С другой стороны, самоуверенная якобинская Франция создает достаточно эффективную, прочную и несколько застывшую модель гражданского общества, равняющую всех под одну гребенку, не принимающую местные говоры, исправляющую акцент, навязывающую всем мигрантам, как внутренним, так и внешним, единый шаблон поведения. Вышедшая в свет в 1985 году книга Пьера Сансо «Франция чувствующая» свидетельствует об отступлении частной жизни под натиском публичной.

И совсем из другой области: не является ли отказ рассматривать сексуальность как главное в человеке, согласно великому венцу Фрейду, еще одной причиной сдержанного отношения к частной жизни и к восприятию себя?

Модели частной жизни в XIX веке практически неотделимы от национальных территорий.

ФРАНЦУЗСКАЯ РЕВОЛЮЦИЯ И ЧАСТНАЯ ЖИЗНЬ

Линн Хант





Во время Революции границы между жизнью публичной и жизнью частной были очень размыты. Дух публичности вторгался в сферы, обычно относившиеся к приватной жизни. В начале XIX века в связи с расширением публичного пространства и политизацией повседневной жизни перераспределились сферы влияния общественного и частного. В период между 1789 и 1794 годами общественное пространство непрерывно расширялось, и результатом этого процесса стало возвращение к себе, в лоно семьи, в собственные дома, и частное пространство приобрело более четкие очертания. Тем не менее, пока это возвращение не состоялось, частная жизнь подвергалась наиболее жестокой агрессии за всю историю западного мира.

Революционеры стремились разграничить публичное и частное. Ничто частное (а все интересы были именно частными) не должно было наносить ущерб общей воле новой нации. Девизом всех политиков, от Кондорсе до Тибодо и Наполеона, была одна и та же фраза: «Я не принадлежу ни к какой партии». Политическая деятельность всех партий, группировок и объединений частных лиц становилась синонимом конспирации и заговора, а «интересы» — синонимом «предательства нации».

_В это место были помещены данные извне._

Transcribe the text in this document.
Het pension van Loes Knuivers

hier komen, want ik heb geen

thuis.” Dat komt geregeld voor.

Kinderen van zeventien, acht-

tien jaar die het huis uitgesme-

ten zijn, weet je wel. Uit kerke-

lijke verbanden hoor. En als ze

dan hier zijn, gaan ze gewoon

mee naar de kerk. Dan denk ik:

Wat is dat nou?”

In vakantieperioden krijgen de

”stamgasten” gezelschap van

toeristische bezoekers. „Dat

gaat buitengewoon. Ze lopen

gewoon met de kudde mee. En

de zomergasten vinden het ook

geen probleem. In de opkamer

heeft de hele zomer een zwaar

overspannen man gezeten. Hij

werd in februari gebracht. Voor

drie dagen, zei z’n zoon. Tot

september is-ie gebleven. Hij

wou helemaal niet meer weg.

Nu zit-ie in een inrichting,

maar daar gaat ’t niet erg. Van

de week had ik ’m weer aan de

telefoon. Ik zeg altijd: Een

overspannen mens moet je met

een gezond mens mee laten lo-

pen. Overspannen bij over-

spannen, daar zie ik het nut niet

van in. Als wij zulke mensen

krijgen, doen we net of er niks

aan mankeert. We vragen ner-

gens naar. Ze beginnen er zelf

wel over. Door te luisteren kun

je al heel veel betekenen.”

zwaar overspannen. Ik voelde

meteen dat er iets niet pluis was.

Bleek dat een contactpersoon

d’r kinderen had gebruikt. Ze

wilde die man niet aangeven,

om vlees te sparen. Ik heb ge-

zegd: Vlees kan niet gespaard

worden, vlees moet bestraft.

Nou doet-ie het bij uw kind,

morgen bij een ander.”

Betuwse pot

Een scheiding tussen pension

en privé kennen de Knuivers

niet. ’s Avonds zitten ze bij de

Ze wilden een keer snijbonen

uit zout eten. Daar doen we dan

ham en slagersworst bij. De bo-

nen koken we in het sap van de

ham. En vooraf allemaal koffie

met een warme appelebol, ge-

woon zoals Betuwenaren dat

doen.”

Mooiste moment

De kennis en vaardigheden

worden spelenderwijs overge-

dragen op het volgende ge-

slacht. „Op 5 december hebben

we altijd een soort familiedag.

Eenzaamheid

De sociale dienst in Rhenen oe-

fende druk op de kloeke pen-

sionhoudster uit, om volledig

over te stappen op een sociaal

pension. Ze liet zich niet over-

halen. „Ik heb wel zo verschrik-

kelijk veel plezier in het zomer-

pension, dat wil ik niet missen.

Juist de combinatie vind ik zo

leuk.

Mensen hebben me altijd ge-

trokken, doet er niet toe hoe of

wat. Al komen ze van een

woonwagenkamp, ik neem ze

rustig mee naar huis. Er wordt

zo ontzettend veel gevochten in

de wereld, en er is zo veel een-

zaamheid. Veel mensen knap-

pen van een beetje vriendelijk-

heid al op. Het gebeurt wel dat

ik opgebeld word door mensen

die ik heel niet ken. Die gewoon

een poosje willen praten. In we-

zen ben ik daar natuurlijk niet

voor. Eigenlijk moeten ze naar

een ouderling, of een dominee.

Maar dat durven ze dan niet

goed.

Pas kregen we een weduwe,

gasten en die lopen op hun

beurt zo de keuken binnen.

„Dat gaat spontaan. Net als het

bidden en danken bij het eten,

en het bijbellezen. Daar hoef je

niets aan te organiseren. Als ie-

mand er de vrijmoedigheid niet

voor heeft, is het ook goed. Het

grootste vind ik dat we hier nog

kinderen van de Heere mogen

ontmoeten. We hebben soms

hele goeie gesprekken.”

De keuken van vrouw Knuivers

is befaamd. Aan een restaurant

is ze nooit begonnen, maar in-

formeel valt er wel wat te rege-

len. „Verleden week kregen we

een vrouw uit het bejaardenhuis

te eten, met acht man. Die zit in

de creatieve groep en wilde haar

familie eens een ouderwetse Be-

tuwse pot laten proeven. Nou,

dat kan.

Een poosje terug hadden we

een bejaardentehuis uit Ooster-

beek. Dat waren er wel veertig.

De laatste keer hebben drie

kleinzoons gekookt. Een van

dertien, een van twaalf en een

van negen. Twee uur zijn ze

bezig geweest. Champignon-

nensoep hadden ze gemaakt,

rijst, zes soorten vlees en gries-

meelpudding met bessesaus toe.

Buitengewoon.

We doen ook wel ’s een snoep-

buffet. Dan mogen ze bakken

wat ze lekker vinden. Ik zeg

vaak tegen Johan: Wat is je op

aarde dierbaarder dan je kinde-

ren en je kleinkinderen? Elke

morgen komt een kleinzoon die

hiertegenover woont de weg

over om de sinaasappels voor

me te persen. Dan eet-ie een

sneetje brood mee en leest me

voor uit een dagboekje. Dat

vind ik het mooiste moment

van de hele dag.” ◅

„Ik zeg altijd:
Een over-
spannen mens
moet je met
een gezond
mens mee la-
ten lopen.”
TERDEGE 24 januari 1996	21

В разгар Революции «частное» считалось «мятежным», а все, что к нему относилось, приравнивалось к бунту и заговору. Отсюда — стремление революционеров сделать все сферы жизни абсолютно прозрачными. С их точки зрения, только постоянная бдительность государства, имевшего в то время очень четкое определение, может помешать проявлению «частных интересов» и мятежам. Все собрания и встречи, на которых могут обсуждаться политические вопросы, должны быть открыты для «общественности». Салоны и кружки могут быть моментально ликвидированы. В такой политизированной стране, как Франция в то время, любое проявление частных интересов рассматривалось не иначе как контрреволюционная деятельность. «Есть только одна партия — партия интриганов! — громогласно заявлял Шабо. — Все остальные — это партия народа!» Это маниакальное стремление не допустить ни малейшего проявления частных интересов парадоксальным образом стерло границы между частной и общественной жизнью.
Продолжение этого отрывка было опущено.